In DNSSEC, the validity period of a digital signature (RRSIG record) is also expressed in absolute terms. The system can really be made more robust only by adding cryptographic security to your validating resolver's NTP-based timing set-up.
Numerous other DNS-based security systems can be compromised in a similar way, including DNSBLs (DNS-based Blackhole Lists).
NTP-targeted MITM attacks are relatively easy to execute. All that's needed is to copy the origin timestamp from an NTP query to a spoofed NTP response. Prior to the introduction of NTS, the only way to prevent authenticity and integrity being compromised by such an attack was to use a shared (symmetric) key and a MAC (a Message Authentication Code, which has some similarity to a digital signature).

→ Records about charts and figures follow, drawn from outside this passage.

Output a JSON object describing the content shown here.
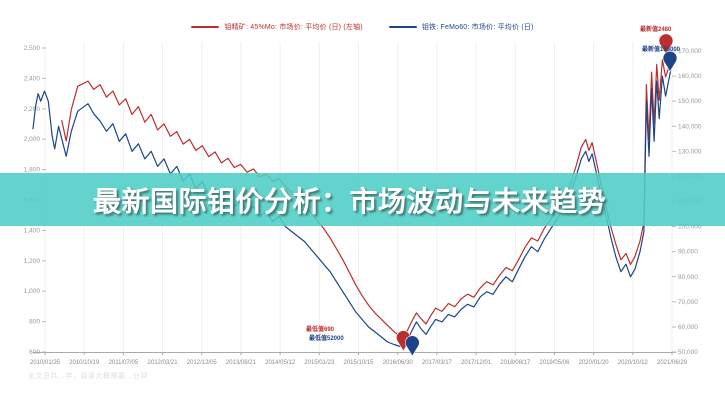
{
  "banner": {
    "title": "最新国际钼价分析：市场波动与未来趋势"
  },
  "watermark": {
    "text": "全文总共…字，阅读大概需要…分钟"
  },
  "colors": {
    "red_series": "#bb2f2e",
    "blue_series": "#1c4587",
    "banner_teal": "#4dcec6",
    "grid": "#ededed",
    "axis_text": "#999999"
  },
  "chart_data": {
    "type": "line",
    "title": "",
    "legend_position": "top-center",
    "grid": "vertical-only",
    "x_axis": {
      "labels": [
        "2010/01/25",
        "2010/10/19",
        "2011/07/05",
        "2012/03/21",
        "2012/12/05",
        "2013/08/21",
        "2014/05/12",
        "2015/01/23",
        "2015/10/15",
        "2016/06/30",
        "2017/03/17",
        "2017/12/01",
        "2018/08/17",
        "2019/05/06",
        "2020/01/20",
        "2020/10/12",
        "2021/06/29"
      ]
    },
    "y_axis_left": {
      "ticks": [
        "2,500",
        "2,400",
        "2,200",
        "2,000",
        "1,800",
        "1,600",
        "1,400",
        "1,200",
        "1,000",
        "800",
        "600"
      ],
      "min": 600,
      "max": 2500
    },
    "y_axis_right": {
      "ticks": [
        "170,000",
        "160,000",
        "150,000",
        "140,000",
        "130,000",
        "120,000",
        "110,000",
        "100,000",
        "90,000",
        "80,000",
        "70,000",
        "60,000",
        "50,000"
      ],
      "min": 50000,
      "max": 170000
    },
    "series": [
      {
        "name": "钼精矿: 45%Mo: 市场价: 平均价 (日) (左轴)",
        "axis": "left",
        "color": "#bb2f2e",
        "points": [
          [
            0.045,
            2080
          ],
          [
            0.052,
            1950
          ],
          [
            0.06,
            2150
          ],
          [
            0.07,
            2300
          ],
          [
            0.086,
            2333
          ],
          [
            0.095,
            2280
          ],
          [
            0.105,
            2310
          ],
          [
            0.115,
            2230
          ],
          [
            0.125,
            2270
          ],
          [
            0.135,
            2180
          ],
          [
            0.145,
            2220
          ],
          [
            0.155,
            2120
          ],
          [
            0.165,
            2170
          ],
          [
            0.175,
            2070
          ],
          [
            0.185,
            2120
          ],
          [
            0.195,
            2020
          ],
          [
            0.205,
            2060
          ],
          [
            0.215,
            1980
          ],
          [
            0.225,
            2010
          ],
          [
            0.235,
            1930
          ],
          [
            0.245,
            1960
          ],
          [
            0.255,
            1890
          ],
          [
            0.265,
            1920
          ],
          [
            0.275,
            1850
          ],
          [
            0.285,
            1880
          ],
          [
            0.295,
            1810
          ],
          [
            0.305,
            1840
          ],
          [
            0.315,
            1780
          ],
          [
            0.325,
            1800
          ],
          [
            0.335,
            1750
          ],
          [
            0.345,
            1770
          ],
          [
            0.355,
            1720
          ],
          [
            0.365,
            1740
          ],
          [
            0.375,
            1690
          ],
          [
            0.385,
            1710
          ],
          [
            0.395,
            1660
          ],
          [
            0.405,
            1620
          ],
          [
            0.415,
            1580
          ],
          [
            0.425,
            1540
          ],
          [
            0.435,
            1490
          ],
          [
            0.445,
            1440
          ],
          [
            0.455,
            1390
          ],
          [
            0.465,
            1330
          ],
          [
            0.475,
            1260
          ],
          [
            0.485,
            1190
          ],
          [
            0.495,
            1110
          ],
          [
            0.505,
            1030
          ],
          [
            0.515,
            960
          ],
          [
            0.525,
            900
          ],
          [
            0.535,
            850
          ],
          [
            0.545,
            810
          ],
          [
            0.555,
            770
          ],
          [
            0.565,
            730
          ],
          [
            0.578,
            690
          ],
          [
            0.585,
            730
          ],
          [
            0.592,
            790
          ],
          [
            0.6,
            850
          ],
          [
            0.608,
            810
          ],
          [
            0.615,
            780
          ],
          [
            0.622,
            830
          ],
          [
            0.63,
            880
          ],
          [
            0.64,
            860
          ],
          [
            0.65,
            910
          ],
          [
            0.66,
            890
          ],
          [
            0.67,
            940
          ],
          [
            0.68,
            970
          ],
          [
            0.69,
            950
          ],
          [
            0.7,
            1010
          ],
          [
            0.71,
            1050
          ],
          [
            0.72,
            1030
          ],
          [
            0.73,
            1090
          ],
          [
            0.74,
            1140
          ],
          [
            0.75,
            1120
          ],
          [
            0.76,
            1190
          ],
          [
            0.77,
            1270
          ],
          [
            0.78,
            1330
          ],
          [
            0.79,
            1310
          ],
          [
            0.8,
            1390
          ],
          [
            0.81,
            1450
          ],
          [
            0.82,
            1510
          ],
          [
            0.83,
            1570
          ],
          [
            0.84,
            1660
          ],
          [
            0.85,
            1790
          ],
          [
            0.858,
            1910
          ],
          [
            0.865,
            1960
          ],
          [
            0.87,
            1890
          ],
          [
            0.875,
            1940
          ],
          [
            0.882,
            1810
          ],
          [
            0.89,
            1660
          ],
          [
            0.898,
            1510
          ],
          [
            0.905,
            1390
          ],
          [
            0.912,
            1290
          ],
          [
            0.92,
            1190
          ],
          [
            0.928,
            1230
          ],
          [
            0.935,
            1160
          ],
          [
            0.942,
            1210
          ],
          [
            0.95,
            1310
          ],
          [
            0.956,
            1430
          ],
          [
            0.96,
            2310
          ],
          [
            0.964,
            1960
          ],
          [
            0.968,
            2390
          ],
          [
            0.972,
            2060
          ],
          [
            0.976,
            2440
          ],
          [
            0.98,
            2210
          ],
          [
            0.985,
            2470
          ],
          [
            0.99,
            2360
          ],
          [
            1.0,
            2480
          ]
        ]
      },
      {
        "name": "钼铁: FeMo60: 市场价: 平均价 (日)",
        "axis": "right",
        "color": "#1c4587",
        "points": [
          [
            0.0,
            139000
          ],
          [
            0.004,
            148000
          ],
          [
            0.008,
            153000
          ],
          [
            0.012,
            150000
          ],
          [
            0.018,
            154000
          ],
          [
            0.024,
            150000
          ],
          [
            0.03,
            136000
          ],
          [
            0.034,
            131000
          ],
          [
            0.04,
            140000
          ],
          [
            0.046,
            134000
          ],
          [
            0.052,
            128000
          ],
          [
            0.06,
            138000
          ],
          [
            0.07,
            146000
          ],
          [
            0.086,
            149000
          ],
          [
            0.095,
            145000
          ],
          [
            0.105,
            142000
          ],
          [
            0.115,
            138000
          ],
          [
            0.125,
            141000
          ],
          [
            0.135,
            134000
          ],
          [
            0.145,
            137000
          ],
          [
            0.155,
            130000
          ],
          [
            0.165,
            133000
          ],
          [
            0.175,
            127000
          ],
          [
            0.185,
            130000
          ],
          [
            0.195,
            124000
          ],
          [
            0.205,
            127000
          ],
          [
            0.215,
            121000
          ],
          [
            0.225,
            124000
          ],
          [
            0.235,
            118000
          ],
          [
            0.245,
            121000
          ],
          [
            0.255,
            115000
          ],
          [
            0.265,
            118000
          ],
          [
            0.275,
            113000
          ],
          [
            0.285,
            115000
          ],
          [
            0.295,
            110000
          ],
          [
            0.305,
            112000
          ],
          [
            0.315,
            108000
          ],
          [
            0.325,
            110000
          ],
          [
            0.335,
            106000
          ],
          [
            0.345,
            108000
          ],
          [
            0.355,
            104000
          ],
          [
            0.365,
            106000
          ],
          [
            0.375,
            102000
          ],
          [
            0.385,
            104000
          ],
          [
            0.395,
            100000
          ],
          [
            0.405,
            98000
          ],
          [
            0.415,
            96000
          ],
          [
            0.425,
            94000
          ],
          [
            0.435,
            91000
          ],
          [
            0.445,
            88000
          ],
          [
            0.455,
            85000
          ],
          [
            0.465,
            82000
          ],
          [
            0.475,
            78000
          ],
          [
            0.485,
            74000
          ],
          [
            0.495,
            70000
          ],
          [
            0.505,
            66000
          ],
          [
            0.515,
            63000
          ],
          [
            0.525,
            60000
          ],
          [
            0.535,
            58000
          ],
          [
            0.545,
            56000
          ],
          [
            0.555,
            54000
          ],
          [
            0.565,
            53000
          ],
          [
            0.578,
            52000
          ],
          [
            0.585,
            54000
          ],
          [
            0.592,
            58000
          ],
          [
            0.6,
            62000
          ],
          [
            0.608,
            59000
          ],
          [
            0.615,
            57000
          ],
          [
            0.622,
            60000
          ],
          [
            0.63,
            63000
          ],
          [
            0.64,
            62000
          ],
          [
            0.65,
            65000
          ],
          [
            0.66,
            64000
          ],
          [
            0.67,
            67000
          ],
          [
            0.68,
            69000
          ],
          [
            0.69,
            68000
          ],
          [
            0.7,
            72000
          ],
          [
            0.71,
            74000
          ],
          [
            0.72,
            73000
          ],
          [
            0.73,
            77000
          ],
          [
            0.74,
            80000
          ],
          [
            0.75,
            78000
          ],
          [
            0.76,
            83000
          ],
          [
            0.77,
            88000
          ],
          [
            0.78,
            92000
          ],
          [
            0.79,
            90000
          ],
          [
            0.8,
            95000
          ],
          [
            0.81,
            99000
          ],
          [
            0.82,
            103000
          ],
          [
            0.83,
            107000
          ],
          [
            0.84,
            112000
          ],
          [
            0.85,
            120000
          ],
          [
            0.858,
            127000
          ],
          [
            0.865,
            130000
          ],
          [
            0.87,
            126000
          ],
          [
            0.875,
            129000
          ],
          [
            0.882,
            121000
          ],
          [
            0.89,
            112000
          ],
          [
            0.898,
            103000
          ],
          [
            0.905,
            95000
          ],
          [
            0.912,
            88000
          ],
          [
            0.92,
            82000
          ],
          [
            0.928,
            85000
          ],
          [
            0.935,
            80000
          ],
          [
            0.942,
            83000
          ],
          [
            0.95,
            90000
          ],
          [
            0.956,
            98000
          ],
          [
            0.96,
            150000
          ],
          [
            0.964,
            128000
          ],
          [
            0.968,
            155000
          ],
          [
            0.972,
            134000
          ],
          [
            0.976,
            158000
          ],
          [
            0.98,
            143000
          ],
          [
            0.985,
            160000
          ],
          [
            0.99,
            152000
          ],
          [
            1.0,
            165000
          ]
        ]
      }
    ],
    "annotations": [
      {
        "key": "latest_red",
        "label": "最新值2480",
        "color": "#bb2f2e",
        "t": 1.0,
        "value": 2480,
        "axis": "left"
      },
      {
        "key": "latest_blue",
        "label": "最新值165000",
        "color": "#1c4587",
        "t": 1.0,
        "value": 165000,
        "axis": "right"
      },
      {
        "key": "lowest_red",
        "label": "最低值690",
        "color": "#bb2f2e",
        "t": 0.578,
        "value": 690,
        "axis": "left"
      },
      {
        "key": "lowest_blue",
        "label": "最低值52000",
        "color": "#1c4587",
        "t": 0.578,
        "value": 52000,
        "axis": "right"
      }
    ]
  }
}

Off-path attacks are harder to carry out because of the nonce (timestamp), but are nevertheless possible using the tactics described above. One of the main challenges with NTP is that the same software is used on internet-connected systems of all sizes, some of which remain in operation for very long periods, with IoT devices in particular often not updated. Where validating resolvers are concerned, the advice is to enable NTP, but ensure that your configuration is correct. The configuration should support client activity only, not server activity. In addition, the NTP clients on validating resolvers are the first systems in line for implementation of the NTS protocol described here.